Originally Published MDDI May 2004R&D DIGESTErik Swain

May 1, 2004

3 Min Read
Microstructures Could Have Multiple Medical Applications

Originally Published MDDI May 2004

R&D DIGEST



Erik Swain

The microstructures may have many medical engineering applications.

A robotic deposition process creates 3-D structures with micron-sized features.

A team at the University of Illinois at Urbana-Champaign has created novel three-dimensional microstructures that could have applications in drug delivery, tissue engineering, and diagnostic-sensor technology.

The group has developed an ink that flows easily through microcapillary nozzles and then solidifies. Using a robotic deposition process called direct-write assembly, structures with three-dimensional micron-sized features are created. The team published its findings in the March 25, 2004, issue of the journal Nature. 

Extruded ink is deposited into a reservoir of deionized water and isopropyl alcohol. It is solidified by electrostatic interactions or solvent-quality effects. Dispensed from a syringe by a three-axis micropositioner, the ink leaves the nozzle as a continuous filament that is deposited on a substrate surface to create a two-dimensional pattern. Then the nozzle is raised and another layer is deposited. This continues until a three-dimensional structure is produced. The process works somewhat like a spider spinning a web. The results can be used as bioscaffolds, microfluidic networks, sensor arrays, or templates for photonic materials.

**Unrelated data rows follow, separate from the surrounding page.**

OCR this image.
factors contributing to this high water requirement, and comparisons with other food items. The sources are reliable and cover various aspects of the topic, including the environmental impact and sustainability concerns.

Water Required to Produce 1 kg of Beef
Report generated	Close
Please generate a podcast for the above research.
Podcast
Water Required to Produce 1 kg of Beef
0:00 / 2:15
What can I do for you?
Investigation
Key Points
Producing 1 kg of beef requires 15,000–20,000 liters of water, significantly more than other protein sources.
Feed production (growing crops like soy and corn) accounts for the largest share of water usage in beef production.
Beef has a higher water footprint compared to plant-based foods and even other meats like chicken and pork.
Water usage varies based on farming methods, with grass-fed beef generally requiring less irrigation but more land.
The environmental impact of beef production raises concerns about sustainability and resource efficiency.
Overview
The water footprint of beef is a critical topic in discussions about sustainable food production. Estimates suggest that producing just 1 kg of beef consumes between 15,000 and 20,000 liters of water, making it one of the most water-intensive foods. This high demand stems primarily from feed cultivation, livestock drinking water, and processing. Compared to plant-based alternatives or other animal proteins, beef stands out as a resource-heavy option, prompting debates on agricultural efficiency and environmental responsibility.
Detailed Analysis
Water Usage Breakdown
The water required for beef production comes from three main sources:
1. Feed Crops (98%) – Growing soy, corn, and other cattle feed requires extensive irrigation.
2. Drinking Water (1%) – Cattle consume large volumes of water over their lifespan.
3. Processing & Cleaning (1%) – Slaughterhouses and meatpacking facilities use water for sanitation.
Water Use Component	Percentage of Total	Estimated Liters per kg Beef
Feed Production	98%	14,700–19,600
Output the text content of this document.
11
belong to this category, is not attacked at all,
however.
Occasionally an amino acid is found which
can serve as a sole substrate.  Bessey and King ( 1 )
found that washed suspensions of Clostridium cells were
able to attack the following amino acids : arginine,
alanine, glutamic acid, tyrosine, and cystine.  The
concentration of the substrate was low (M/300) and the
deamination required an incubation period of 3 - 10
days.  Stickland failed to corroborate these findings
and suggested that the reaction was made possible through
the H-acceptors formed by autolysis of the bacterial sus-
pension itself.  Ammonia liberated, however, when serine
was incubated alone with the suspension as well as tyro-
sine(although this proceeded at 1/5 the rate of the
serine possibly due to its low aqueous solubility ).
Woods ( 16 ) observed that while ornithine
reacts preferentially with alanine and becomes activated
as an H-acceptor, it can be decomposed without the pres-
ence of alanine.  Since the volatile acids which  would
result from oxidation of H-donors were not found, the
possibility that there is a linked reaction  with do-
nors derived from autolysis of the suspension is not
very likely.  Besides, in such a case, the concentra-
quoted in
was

“Because this new ink is based solely on polyelectrolyte mixtures rather than colloidal particles, we are able to produce three-dimensional periodic structures with feature sizes that are 100 times smaller than before,” said lead researcher Jennifer A. Lewis, PhD, a professor of materials science and engineering and of chemical and biomolecular engineering at Illinois. “We started developing polyelectrolyte ink because we ran into issues with nozzle clogging with our colloidal inks. Polyelectrolytes are flexible and finer in size.” Also on the research team are graduate students Gregory Gratson and Mingjie Xu. 

The structures can be so small in part because the size of the ink molecules are only a few nanometers, and because their rapid solidification means wetting and spreading are suppressed, said Lewis. The implication for tissue engineering, Lewis explained, is that “our approach allows exquisite control over the minimum feature size and scaffold architectures.” For drug-delivery applications, direct-write assembly can create three-dimensional film materials “that possess an interconnected porous network that can facilitiate release of higher dosages [than two-dimensional structures can], sustained over similar periods of time,” she added. 

The next phase of research is “pursuing the use of these 3-D scaffolds to template inorganic materials for photonic band-gap and sensor applications,” she said. “Our longer-term interests include the development of bioactive inks for assembling tissue-engineering scaffolds and exploring the use of polyelectrolyte scaffolds for controlled drug release.”

The work has been funded by the U.S. Department of Energy and the U.S. Army Research Office MURI program.